En «El esfuerzo y la gracia» (capítulo 8), el padre André invita a redescubrir el espíritu de la ascesis cristiana. Cuando nos entregamos a lo que en otra época se denominaba «penitencias» y actitudes corporales que son como el eco de la oración en lo más profundo de nuestra carne (vigilias, ayuno...), corremos el grave riesgo de ceder a una espiritualidad que da protagonismo al esfuerzo y que considera que Dios se gana a golpe de voluntad, por el brillo de nuestras hazañas ascéticas y la frenética búsqueda de la perfección. Louf se crio en una época en que dominaba la imagen heroica de la vida cristiana: ¡había que hacer cada vez más esfuerzos, había que sudar, derramar lágrimas! Esta mentalidad impregnó de tal manera al cristianismo occidental que se consideraba santo a un hombre por la heroicidad de sus virtudes, expresión que le chocaba: «Nuestras virtudes avergüenzan a Dios si no son producto de su gracia». En este capítulo, el espiritual promueve, por el contrario, una ascesis del abajamiento, de la imperfección, de la debilidad, de la fragilidad.
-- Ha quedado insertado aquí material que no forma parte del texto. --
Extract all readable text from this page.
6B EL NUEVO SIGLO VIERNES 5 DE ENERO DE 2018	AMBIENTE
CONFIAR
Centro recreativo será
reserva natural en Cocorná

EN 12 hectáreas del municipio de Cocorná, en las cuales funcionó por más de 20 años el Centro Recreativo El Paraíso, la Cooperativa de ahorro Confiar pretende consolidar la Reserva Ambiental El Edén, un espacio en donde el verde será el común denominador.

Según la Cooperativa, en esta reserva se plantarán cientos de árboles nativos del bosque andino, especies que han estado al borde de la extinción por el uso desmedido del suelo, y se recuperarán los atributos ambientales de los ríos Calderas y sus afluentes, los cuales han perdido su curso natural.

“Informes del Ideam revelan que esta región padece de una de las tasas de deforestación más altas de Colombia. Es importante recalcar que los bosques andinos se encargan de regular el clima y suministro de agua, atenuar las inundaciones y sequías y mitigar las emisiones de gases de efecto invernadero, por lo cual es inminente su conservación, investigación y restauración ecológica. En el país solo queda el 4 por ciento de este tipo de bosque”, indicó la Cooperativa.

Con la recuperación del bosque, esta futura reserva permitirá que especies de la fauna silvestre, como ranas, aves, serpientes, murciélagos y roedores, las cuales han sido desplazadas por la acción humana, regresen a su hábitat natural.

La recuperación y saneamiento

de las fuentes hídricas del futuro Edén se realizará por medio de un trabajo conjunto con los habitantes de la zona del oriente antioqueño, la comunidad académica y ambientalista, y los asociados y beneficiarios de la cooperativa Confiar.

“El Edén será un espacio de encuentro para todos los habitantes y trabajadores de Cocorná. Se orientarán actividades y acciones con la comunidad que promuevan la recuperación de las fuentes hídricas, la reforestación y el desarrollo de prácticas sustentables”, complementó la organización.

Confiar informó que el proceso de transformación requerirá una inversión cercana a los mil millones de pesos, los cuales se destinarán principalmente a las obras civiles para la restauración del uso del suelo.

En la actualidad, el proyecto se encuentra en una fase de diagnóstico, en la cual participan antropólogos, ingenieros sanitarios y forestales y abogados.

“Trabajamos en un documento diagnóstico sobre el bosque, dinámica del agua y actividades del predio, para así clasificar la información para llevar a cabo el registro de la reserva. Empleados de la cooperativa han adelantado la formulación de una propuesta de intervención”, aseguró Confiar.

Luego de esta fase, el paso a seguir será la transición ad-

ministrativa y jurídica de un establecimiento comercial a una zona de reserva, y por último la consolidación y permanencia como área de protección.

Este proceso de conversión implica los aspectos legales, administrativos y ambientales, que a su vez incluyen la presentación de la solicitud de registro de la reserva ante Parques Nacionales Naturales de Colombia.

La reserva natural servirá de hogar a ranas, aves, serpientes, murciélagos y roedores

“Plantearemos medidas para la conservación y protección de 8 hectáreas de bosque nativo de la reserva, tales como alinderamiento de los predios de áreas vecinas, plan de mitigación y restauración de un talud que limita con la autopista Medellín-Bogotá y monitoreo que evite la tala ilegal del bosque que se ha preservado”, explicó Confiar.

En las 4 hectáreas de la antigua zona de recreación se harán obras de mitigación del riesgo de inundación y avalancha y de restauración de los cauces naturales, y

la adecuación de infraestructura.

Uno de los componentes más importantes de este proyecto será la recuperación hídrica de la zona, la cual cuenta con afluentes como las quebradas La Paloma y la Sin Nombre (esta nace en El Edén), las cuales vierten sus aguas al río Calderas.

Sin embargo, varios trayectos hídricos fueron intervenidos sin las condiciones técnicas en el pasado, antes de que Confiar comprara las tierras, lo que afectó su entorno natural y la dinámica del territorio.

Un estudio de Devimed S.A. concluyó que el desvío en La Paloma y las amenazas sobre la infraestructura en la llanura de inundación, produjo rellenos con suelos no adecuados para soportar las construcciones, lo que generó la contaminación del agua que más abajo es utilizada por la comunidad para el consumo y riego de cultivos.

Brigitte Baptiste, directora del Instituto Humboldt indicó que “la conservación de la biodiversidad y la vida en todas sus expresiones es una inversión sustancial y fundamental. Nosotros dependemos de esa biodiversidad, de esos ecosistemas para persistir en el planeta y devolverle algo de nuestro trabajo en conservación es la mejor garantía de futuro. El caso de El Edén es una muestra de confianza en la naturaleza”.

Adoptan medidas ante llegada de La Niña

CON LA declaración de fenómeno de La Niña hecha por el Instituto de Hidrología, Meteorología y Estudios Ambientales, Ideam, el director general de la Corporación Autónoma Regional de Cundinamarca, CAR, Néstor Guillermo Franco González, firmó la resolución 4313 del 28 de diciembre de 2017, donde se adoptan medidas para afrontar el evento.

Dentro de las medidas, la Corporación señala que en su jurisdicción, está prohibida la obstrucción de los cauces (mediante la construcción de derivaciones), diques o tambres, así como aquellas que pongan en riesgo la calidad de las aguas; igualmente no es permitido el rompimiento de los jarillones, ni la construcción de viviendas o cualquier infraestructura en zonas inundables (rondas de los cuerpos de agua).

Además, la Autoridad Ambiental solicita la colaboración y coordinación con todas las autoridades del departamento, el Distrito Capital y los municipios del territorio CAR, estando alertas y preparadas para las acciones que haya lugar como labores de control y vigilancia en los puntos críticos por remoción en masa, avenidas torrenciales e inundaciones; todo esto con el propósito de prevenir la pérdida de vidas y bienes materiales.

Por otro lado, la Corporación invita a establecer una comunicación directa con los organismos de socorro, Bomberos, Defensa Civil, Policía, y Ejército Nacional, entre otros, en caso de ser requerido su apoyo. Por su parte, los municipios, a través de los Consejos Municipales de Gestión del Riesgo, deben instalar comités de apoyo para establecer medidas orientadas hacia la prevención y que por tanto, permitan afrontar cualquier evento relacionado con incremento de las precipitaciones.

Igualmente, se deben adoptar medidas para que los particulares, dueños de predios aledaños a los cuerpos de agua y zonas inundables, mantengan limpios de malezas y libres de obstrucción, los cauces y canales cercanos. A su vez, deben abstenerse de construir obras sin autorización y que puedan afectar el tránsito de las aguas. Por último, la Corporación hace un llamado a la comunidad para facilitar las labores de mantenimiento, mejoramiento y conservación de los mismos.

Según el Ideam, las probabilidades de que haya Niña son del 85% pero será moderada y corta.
En ámbito cristiano, el objetivo de la ascesis no es batir récords, sino conducir al hombre a su derrota, para hacer que se dé por vencido, con el fin de que se vea, así, obligado a volverse hacia el Dios de la misericordia que le está esperando en el corazón de su pobreza, de sus atolladeros. En definitiva, la ascesis es lo que permite que brote en nosotros la alegría de Dios, como repite elegantemente el padre André.

El capítulo 9 («Despertar al Espíritu») es una súplica de orientación espiritual. Para el padre André, la relación de acompañamiento es «una de las formas más elevadas de la relación humana». Él considera que acompañar a alguien no es ni ofrecerle una enseñanza ni darle consejos, y menos aún órdenes, sino ayudarle a zambullirse en aguas más profundas. El diálogo trata de hacer que el acompañado descienda a lo más íntimo de sí mismo para liberar las fuerzas vitales que se ven obstaculizadas. El objetivo de esta relación es aventurarse en el mundo interior, descubrir lo que nos impide ser libres y estar vivos, dar luz a la vida en el sentido más amplio de la palabra: la vita vitalis, como decían los Padres latinos, es decir, la «vida viviente», la vida de Dios en cada uno de nosotros. Frente a la espiritualidad sacrificial de su infancia, según la cual había que encorsetar el yo, ocultar los deseos, Louf sostiene que no podemos vivir ignorando nuestras profundidades afectivas. Pasiones y deseos forman parte de nosotros, nos ponen en movimiento. Somos seres con deseos, y esto es algo bueno. Basándose en la tradición del discernimiento espiritual, que él enriquece con los avances logrados por las ciencias humanas, en especial los de la psicología profunda, nos invita a abordar este continente de los deseos, a veces inconfesables, que tiran de nuestro corazón en todas direcciones en busca del verdadero deseo, del que los demás son tan solo una falsificación.

Por último en el capítulo 10 («Ecología de la vida interior»), un poco separado, Louf acerca la vida interior al tema de la ecología, preguntándose si no existe lo que él denomina «sacerdocio ecológico de la oración».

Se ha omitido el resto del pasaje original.